Rossi snapped some photos and got her car out.
"I went in the stairs and I looked to the right, and there was a huge sinkhole in the parking garage floor," Rossi said.
The garage is connected to Westchester One office tower, next to the Westchester Mall and Senesta Hotel. It's also near the White Plains Hospital.
"A lot of the hospital workers that just started park at this garage, so it's a lot of, like, newbies like me," medical assistant Rachel Meiselman said.
She now has to wait to see if her new car is totaled.
"I was asking ChatGPT what the next steps were, like, 'What if a parking garage collapses on your car? What are the next steps?' And it, like, kinda didn't know what to say," she said.
Fatima Chavez relies on her car to commute.
"I don't know how I'm getting home," she said. "I always pay the parking here every month, but I always see there's no good conditions, this building, so every car that parks, it's shaking a lot, but I never thought this is gonna happen."
As investigators try to figure out how this happened, drivers are left in limbo.
"We're blessed that it wasn't something more tragic"
"This morning, we received word of a partial collapse in this garage. The most important thing I can say at the beginning - no injuries, no fatalities," Mayor Tom Roach said.
"We're blessed that it wasn't something more tragic. If it was at 8:30 in the morning, who knows what would've happened when people were coming into work. So we're blessed that there really wasn't anybody inside the garage," White Plains Public Safety Commissioner David Chong said.
"I feel very lucky, yes. Maybe I'll go play lotto," Rossi said.
It's not yet clear what caused Wednesday's collapse.
Multiple agencies from several neighboring areas responded, including Yonkers, New Rochelle, Scarsdale and more.
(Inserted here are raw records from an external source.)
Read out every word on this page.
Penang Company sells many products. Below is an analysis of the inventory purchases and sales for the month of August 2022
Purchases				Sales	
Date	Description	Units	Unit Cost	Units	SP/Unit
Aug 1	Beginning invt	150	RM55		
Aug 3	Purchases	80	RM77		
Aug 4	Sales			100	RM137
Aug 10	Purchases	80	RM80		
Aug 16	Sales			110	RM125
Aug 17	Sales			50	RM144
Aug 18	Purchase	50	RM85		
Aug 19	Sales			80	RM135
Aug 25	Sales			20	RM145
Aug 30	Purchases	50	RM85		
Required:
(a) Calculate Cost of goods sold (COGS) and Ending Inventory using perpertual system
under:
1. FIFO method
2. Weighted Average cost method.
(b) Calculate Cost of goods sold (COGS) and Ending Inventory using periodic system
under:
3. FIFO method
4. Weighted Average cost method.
"We've had a great, supportive response from Mutual Aid, so we have all types of equipment here," Roach said. "But the bottom line is that what we're working on now is shoring up the garage to make it safe to remove the vehicles that are in there. The fire department, along with multiple fire departments that are assisting us, is actually constructing columns. They put in columns initially, but they're constructing more substantial columns to ensure the safety of anyone who goes into the building."
"Units are shoring up and stabilizing the structure and that's an ongoing process," White Plains Fire Chief Claudio Petriccione said.
The garage is privately owned. CBS News New York reached out to the owner and is waiting on a response.
In 2023, a parking garage collapse in Lower Manhattan killed one person and injured several others. That collapse prompted New York City officials to implement a new inspection program, requiring owners of some 4,000 parking garages in the city to submit reports on their garage's safety. As part of that report, an engineer is required to walk through each garage and make note of conditions.